At the same time, millennials are not seeing a corresponding increase in value for their college degrees, nor has holding a degree sheltered graduates from stagnant wages. According to the National Association of Colleges and Employers, starting salaries for new college graduates have risen by just 0.1% per year after adjusting for the effects of inflation. Yet, according to the New York Fed, these factors haven’t deterred young Americans from going to college. Instead, they simply borrow more.

The charts are compelling, but how do the numbers translate to real life for college graduates? For the 70% of new college grads living with student debt, the average student loan balance is more than $37,000. This means an average monthly payment of $351.

To put that in perspective, if a graduate invested that $351 each month, assuming a 5% rate of return, he or she could have more than $50,000 saved after ten years. For many in their twenties and thirties, $351 per month might mean living paycheck to paycheck, an apartment instead of a house, or avoiding these costs altogether by living with their parents.

Indeed, mounting student loans force many millennials to live with Mom and Dad. This delays household creation and the economy-boosting benefits that come with it. In 2007, 32% of those in their twenties owned a home, compared with 21% in 2016. The National Association of Realtors reports that an astounding 71% of non-homeowners cite student loan debt as the factor delaying their home purchase.

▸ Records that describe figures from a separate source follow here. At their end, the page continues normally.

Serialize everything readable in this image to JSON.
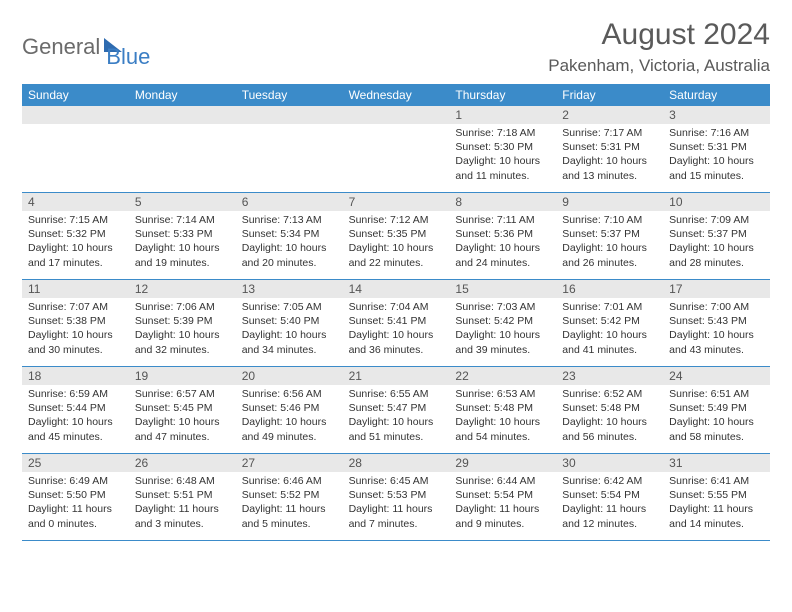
{
  "logo": {
    "part1": "General",
    "part2": "Blue"
  },
  "title": "August 2024",
  "location": "Pakenham, Victoria, Australia",
  "colors": {
    "header_bg": "#3b8bc9",
    "daynum_bg": "#e8e8e8",
    "rule": "#3b8bc9",
    "text": "#333333",
    "logo_gray": "#6b6b6b",
    "logo_blue": "#3b7ec4"
  },
  "weekdays": [
    "Sunday",
    "Monday",
    "Tuesday",
    "Wednesday",
    "Thursday",
    "Friday",
    "Saturday"
  ],
  "weeks": [
    [
      {
        "n": "",
        "sr": "",
        "ss": "",
        "dl": ""
      },
      {
        "n": "",
        "sr": "",
        "ss": "",
        "dl": ""
      },
      {
        "n": "",
        "sr": "",
        "ss": "",
        "dl": ""
      },
      {
        "n": "",
        "sr": "",
        "ss": "",
        "dl": ""
      },
      {
        "n": "1",
        "sr": "Sunrise: 7:18 AM",
        "ss": "Sunset: 5:30 PM",
        "dl": "Daylight: 10 hours and 11 minutes."
      },
      {
        "n": "2",
        "sr": "Sunrise: 7:17 AM",
        "ss": "Sunset: 5:31 PM",
        "dl": "Daylight: 10 hours and 13 minutes."
      },
      {
        "n": "3",
        "sr": "Sunrise: 7:16 AM",
        "ss": "Sunset: 5:31 PM",
        "dl": "Daylight: 10 hours and 15 minutes."
      }
    ],
    [
      {
        "n": "4",
        "sr": "Sunrise: 7:15 AM",
        "ss": "Sunset: 5:32 PM",
        "dl": "Daylight: 10 hours and 17 minutes."
      },
      {
        "n": "5",
        "sr": "Sunrise: 7:14 AM",
        "ss": "Sunset: 5:33 PM",
        "dl": "Daylight: 10 hours and 19 minutes."
      },
      {
        "n": "6",
        "sr": "Sunrise: 7:13 AM",
        "ss": "Sunset: 5:34 PM",
        "dl": "Daylight: 10 hours and 20 minutes."
      },
      {
        "n": "7",
        "sr": "Sunrise: 7:12 AM",
        "ss": "Sunset: 5:35 PM",
        "dl": "Daylight: 10 hours and 22 minutes."
      },
      {
        "n": "8",
        "sr": "Sunrise: 7:11 AM",
        "ss": "Sunset: 5:36 PM",
        "dl": "Daylight: 10 hours and 24 minutes."
      },
      {
        "n": "9",
        "sr": "Sunrise: 7:10 AM",
        "ss": "Sunset: 5:37 PM",
        "dl": "Daylight: 10 hours and 26 minutes."
      },
      {
        "n": "10",
        "sr": "Sunrise: 7:09 AM",
        "ss": "Sunset: 5:37 PM",
        "dl": "Daylight: 10 hours and 28 minutes."
      }
    ],
    [
      {
        "n": "11",
        "sr": "Sunrise: 7:07 AM",
        "ss": "Sunset: 5:38 PM",
        "dl": "Daylight: 10 hours and 30 minutes."
      },
      {
        "n": "12",
        "sr": "Sunrise: 7:06 AM",
        "ss": "Sunset: 5:39 PM",
        "dl": "Daylight: 10 hours and 32 minutes."
      },
      {
        "n": "13",
        "sr": "Sunrise: 7:05 AM",
        "ss": "Sunset: 5:40 PM",
        "dl": "Daylight: 10 hours and 34 minutes."
      },
      {
        "n": "14",
        "sr": "Sunrise: 7:04 AM",
        "ss": "Sunset: 5:41 PM",
        "dl": "Daylight: 10 hours and 36 minutes."
      },
      {
        "n": "15",
        "sr": "Sunrise: 7:03 AM",
        "ss": "Sunset: 5:42 PM",
        "dl": "Daylight: 10 hours and 39 minutes."
      },
      {
        "n": "16",
        "sr": "Sunrise: 7:01 AM",
        "ss": "Sunset: 5:42 PM",
        "dl": "Daylight: 10 hours and 41 minutes."
      },
      {
        "n": "17",
        "sr": "Sunrise: 7:00 AM",
        "ss": "Sunset: 5:43 PM",
        "dl": "Daylight: 10 hours and 43 minutes."
      }
    ],
    [
      {
        "n": "18",
        "sr": "Sunrise: 6:59 AM",
        "ss": "Sunset: 5:44 PM",
        "dl": "Daylight: 10 hours and 45 minutes."
      },
      {
        "n": "19",
        "sr": "Sunrise: 6:57 AM",
        "ss": "Sunset: 5:45 PM",
        "dl": "Daylight: 10 hours and 47 minutes."
      },
      {
        "n": "20",
        "sr": "Sunrise: 6:56 AM",
        "ss": "Sunset: 5:46 PM",
        "dl": "Daylight: 10 hours and 49 minutes."
      },
      {
        "n": "21",
        "sr": "Sunrise: 6:55 AM",
        "ss": "Sunset: 5:47 PM",
        "dl": "Daylight: 10 hours and 51 minutes."
      },
      {
        "n": "22",
        "sr": "Sunrise: 6:53 AM",
        "ss": "Sunset: 5:48 PM",
        "dl": "Daylight: 10 hours and 54 minutes."
      },
      {
        "n": "23",
        "sr": "Sunrise: 6:52 AM",
        "ss": "Sunset: 5:48 PM",
        "dl": "Daylight: 10 hours and 56 minutes."
      },
      {
        "n": "24",
        "sr": "Sunrise: 6:51 AM",
        "ss": "Sunset: 5:49 PM",
        "dl": "Daylight: 10 hours and 58 minutes."
      }
    ],
    [
      {
        "n": "25",
        "sr": "Sunrise: 6:49 AM",
        "ss": "Sunset: 5:50 PM",
        "dl": "Daylight: 11 hours and 0 minutes."
      },
      {
        "n": "26",
        "sr": "Sunrise: 6:48 AM",
        "ss": "Sunset: 5:51 PM",
        "dl": "Daylight: 11 hours and 3 minutes."
      },
      {
        "n": "27",
        "sr": "Sunrise: 6:46 AM",
        "ss": "Sunset: 5:52 PM",
        "dl": "Daylight: 11 hours and 5 minutes."
      },
      {
        "n": "28",
        "sr": "Sunrise: 6:45 AM",
        "ss": "Sunset: 5:53 PM",
        "dl": "Daylight: 11 hours and 7 minutes."
      },
      {
        "n": "29",
        "sr": "Sunrise: 6:44 AM",
        "ss": "Sunset: 5:54 PM",
        "dl": "Daylight: 11 hours and 9 minutes."
      },
      {
        "n": "30",
        "sr": "Sunrise: 6:42 AM",
        "ss": "Sunset: 5:54 PM",
        "dl": "Daylight: 11 hours and 12 minutes."
      },
      {
        "n": "31",
        "sr": "Sunrise: 6:41 AM",
        "ss": "Sunset: 5:55 PM",
        "dl": "Daylight: 11 hours and 14 minutes."
      }
    ]
  ]
}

Falling homeownership has meant missed opportunity for the economy. A return to the historical average homeownership rate for those households headed by a person 25-34 years old would require more than the 1.5 million homes for sale today. This could lead to more houses being built, which is more impactful for the economy than existing home sales.

Beyond housing, student debt tempers discretionary and business spending as well. Nearly half of student loan borrowers have put off buying a car because of debt, and a third of holiday shoppers say they limit their holiday gifting due to student debt. Student loans also hurt business creation, with fewer borrowers able to start businesses because of debt loads.

As interest rates rise, we will be keeping an eye on default rates. Already, one in ten borrowers are at least 90 days behind in repaying their student debt, with 11.2% of aggregate student loan debt 90+ days delinquent or in default. More than half of the students who left college in 2009 have either defaulted, missed at least four months of required payments, or are facing higher loan balances than five years ago.

What does all of this mean for investors? From an individual security perspective, we are finding opportunity in acquiring student loan asset-backed securities. Our exposure is to debt issued by private lenders. This is considered to be higher quality debt, since private lenders are more selective about who they lend to and often require a co-signer. From a macro perspective, however, rising student debt and its byproducts contribute to our long-term slow growth outlook. While we do not believe that current student debt dynamics pose an imminent risk, rising debt levels represent a headwind to economic growth. Without meaningful change by way of policy or better consumer education, the student debt problem may continue to grow.